Of course, from the other point of view—for the Guests, Lamb, Son, Steward--things just turn out way better than they ever could have hoped. Way better. To put ourselves in their shoes for a minute this morning. Their lives as they had known them before were headed in a bad direction. But then for reasons that go beyond any rational explanation, things get better. And not just a little better. Beyond anything they could ever have imagined, beyond anything that they or anyone else would ever say they deserved.
And so for us. I’m going to spend more time thinking about “you can’t serve God and Mammon” in this context. I think there is a bridge there, but we can try to build it when Luke 16 comes around again in Proper 20, Year C, in the Fall of 2016. But in the meantime a nice definition from mid-20th Century Church of Ireland Bishop and theologian Richard Hanson. “Grace means the free, unmerited, unexpected love of God, and all the benefits, delights, and comforts which flow from it. It means that while we were sinners and enemies we have been treated as sons and heirs.”
A twist in the question Rabbi Kushner asked in his book I guess 30 years or so ago. He asked, “why do bad things happen to good people?” But to be honest that question isn't all that relevant for us. More interesting: Why do good things happen to bad people?
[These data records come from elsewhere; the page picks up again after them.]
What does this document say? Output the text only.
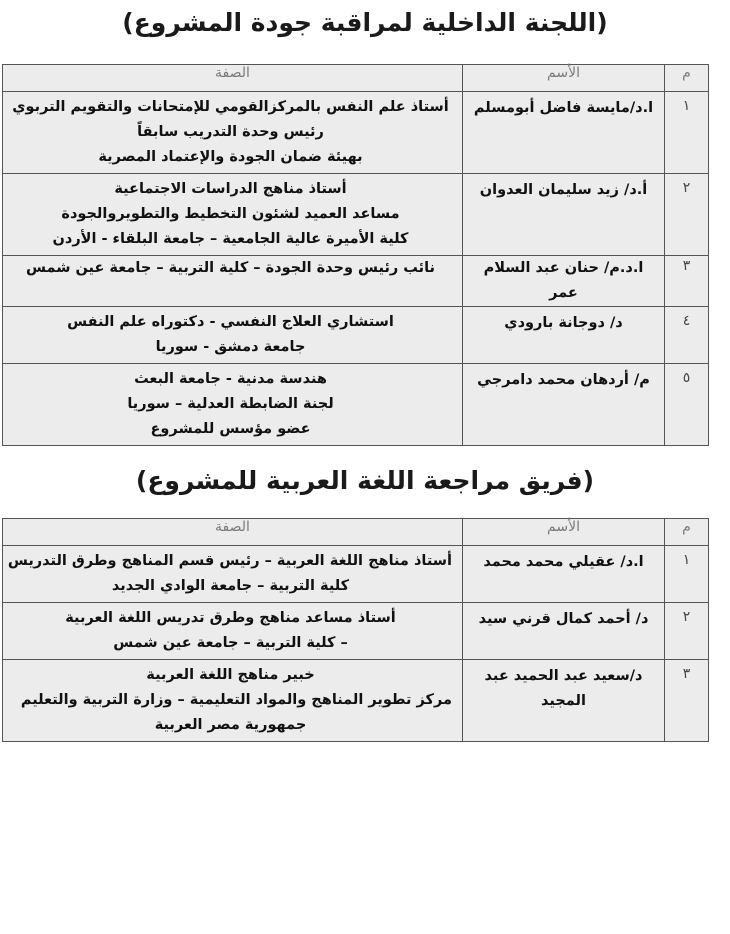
(اللجنة الداخلية لمراقبة جودة المشروع)
م	الأسم	الصفة
١	ا.د/مايسة فاضل أبومسلم	أستاذ علم النفس بالمركزالقومي للإمتحانات والتقويم التربوي
رئيس وحدة التدريب سابقاً
بهيئة ضمان الجودة والإعتماد المصرية

٢	أ.د/ زيد سليمان العدوان	أستاذ مناهج الدراسات الاجتماعية
مساعد العميد لشئون التخطيط والتطويروالجودة
كلية الأميرة عالية الجامعية – جامعة البلقاء - الأردن

٣	ا.د.م/ حنان عبد السلام عمر	نائب رئيس وحدة الجودة – كلية التربية – جامعة عين شمس

٤	د/ دوجانة بارودي	استشاري العلاج النفسي - دكتوراه علم النفس
جامعة دمشق - سوريا

٥	م/ أردهان محمد دامرجي	هندسة مدنية - جامعة البعث
لجنة الضابطة العدلية – سوريا
عضو مؤسس للمشروع
(فريق مراجعة اللغة العربية للمشروع)
م	الأسم	الصفة
١	ا.د/ عقيلي محمد محمد	أستاذ مناهج اللغة العربية – رئيس قسم المناهج وطرق التدريس
كلية التربية – جامعة الوادي الجديد

٢	د/ أحمد كمال قرني سيد	أستاذ مساعد مناهج وطرق تدريس اللغة العربية
– كلية التربية – جامعة عين شمس

٣	د/سعيد عبد الحميد عبد المجيد	خبير مناهج اللغة العربية
مركز تطوير المناهج والمواد التعليمية – وزارة التربية والتعليم
جمهورية مصر العربية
To look into the mirror with honesty is to know pretty much deep down that this is the only question that would apply in any meaningful way to us.
To catch a glimpse of that when we hear this Parable of the Unjust Steward, first and when we would in a moment of insight see ourselves in his place. Caught red-handed. Defenseless. Guilty as charged. Without a leg to stand on. Which is of course the situation for us as we come to communion this morning, that this is the Parable of the Cross. We have erred and strayed from thy ways like lost sheep. We have followed too much the devices and desires of our own hearts. The story of our lives. And yet, here it is. We reach forward with open hands to receive it. This extravagant gift. Undeserved. Without any rhyme or reason except the rhyme and reason of his love. While we were yet sinners and enemies, he died for us.
Walk in love as Christ loved us and gave himself for us, an offering and a sacrifice to God.